Two CRISPR-based biotech companies, one in Europe and one in the US, aim to start clinical trials this year, the Financial Times reports.

The Switzerland-based CRISPR Therapeutics has applied to regulators in Europe to seek approval to test its treatment for beta thalassemia, while the US-based Editas Medicine plans to soon ask the US Food and Drug Administration for the go-ahead to test its treatment for a type of congenital blindness, FT says. It adds that CRISPR Therapeutics, Editas Medicine, and Intellia Therapeutics hope to apply their approaches to a suite of diseases, including cancer, cystic fibrosis, hemophilia and Duchenne muscular dystrophy.

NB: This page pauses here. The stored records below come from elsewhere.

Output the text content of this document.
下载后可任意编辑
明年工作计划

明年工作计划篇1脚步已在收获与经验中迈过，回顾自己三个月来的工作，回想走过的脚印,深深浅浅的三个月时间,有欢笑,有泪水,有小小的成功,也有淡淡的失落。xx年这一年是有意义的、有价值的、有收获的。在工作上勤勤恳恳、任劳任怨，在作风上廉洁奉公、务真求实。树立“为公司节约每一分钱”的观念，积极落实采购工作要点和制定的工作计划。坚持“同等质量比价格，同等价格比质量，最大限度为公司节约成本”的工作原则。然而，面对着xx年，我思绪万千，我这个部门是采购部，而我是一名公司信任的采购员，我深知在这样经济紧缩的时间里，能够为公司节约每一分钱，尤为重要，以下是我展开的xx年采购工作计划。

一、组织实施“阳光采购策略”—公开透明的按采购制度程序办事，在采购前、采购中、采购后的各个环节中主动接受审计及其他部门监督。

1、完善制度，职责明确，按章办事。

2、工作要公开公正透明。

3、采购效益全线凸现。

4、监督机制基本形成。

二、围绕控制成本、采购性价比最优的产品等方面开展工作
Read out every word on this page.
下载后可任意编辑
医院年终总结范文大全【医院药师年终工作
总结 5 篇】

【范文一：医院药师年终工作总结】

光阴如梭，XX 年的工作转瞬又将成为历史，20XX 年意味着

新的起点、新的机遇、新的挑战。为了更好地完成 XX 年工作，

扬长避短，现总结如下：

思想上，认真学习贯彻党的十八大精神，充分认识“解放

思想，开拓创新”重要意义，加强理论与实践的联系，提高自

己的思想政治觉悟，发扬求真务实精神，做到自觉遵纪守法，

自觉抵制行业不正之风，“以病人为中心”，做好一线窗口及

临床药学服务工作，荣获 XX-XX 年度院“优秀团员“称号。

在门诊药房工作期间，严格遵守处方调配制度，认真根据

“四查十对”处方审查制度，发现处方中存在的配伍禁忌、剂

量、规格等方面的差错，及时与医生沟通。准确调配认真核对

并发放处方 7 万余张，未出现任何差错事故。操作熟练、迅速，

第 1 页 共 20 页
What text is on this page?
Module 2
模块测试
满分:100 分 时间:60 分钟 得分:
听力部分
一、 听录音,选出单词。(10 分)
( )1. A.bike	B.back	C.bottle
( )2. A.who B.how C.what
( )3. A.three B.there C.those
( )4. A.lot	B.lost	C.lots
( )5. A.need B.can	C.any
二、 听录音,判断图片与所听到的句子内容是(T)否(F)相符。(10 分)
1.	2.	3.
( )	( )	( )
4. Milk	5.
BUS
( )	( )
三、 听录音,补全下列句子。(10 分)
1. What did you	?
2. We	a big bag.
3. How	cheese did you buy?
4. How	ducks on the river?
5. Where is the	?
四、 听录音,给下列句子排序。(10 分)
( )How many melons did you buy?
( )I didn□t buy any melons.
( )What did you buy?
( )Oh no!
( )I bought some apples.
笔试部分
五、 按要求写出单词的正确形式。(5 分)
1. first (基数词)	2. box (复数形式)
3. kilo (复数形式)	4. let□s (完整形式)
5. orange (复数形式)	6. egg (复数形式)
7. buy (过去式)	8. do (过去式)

Diseases for which there are few available treatments will be the first to be tackled by gene-editing approaches, Katrine Bosley, chief executive of Editas, tells FT, as questions of safety and risk are still being addressed.

Clinicians in China have also been moving ahead with human studies of CRISPR-based treatments. For instance, Hangzhou Cancer Hospital researchers are using CRISPR to knock out the PD-1 gene within cancer patients' T cells to ramp up their immune response to tumor cells. Meanwhile, University of Pennsylvania researchers are about to begin their own trial editing the PD-1 and TCR genes within the T cells of patients with myeloma, melanoma, or sarcoma.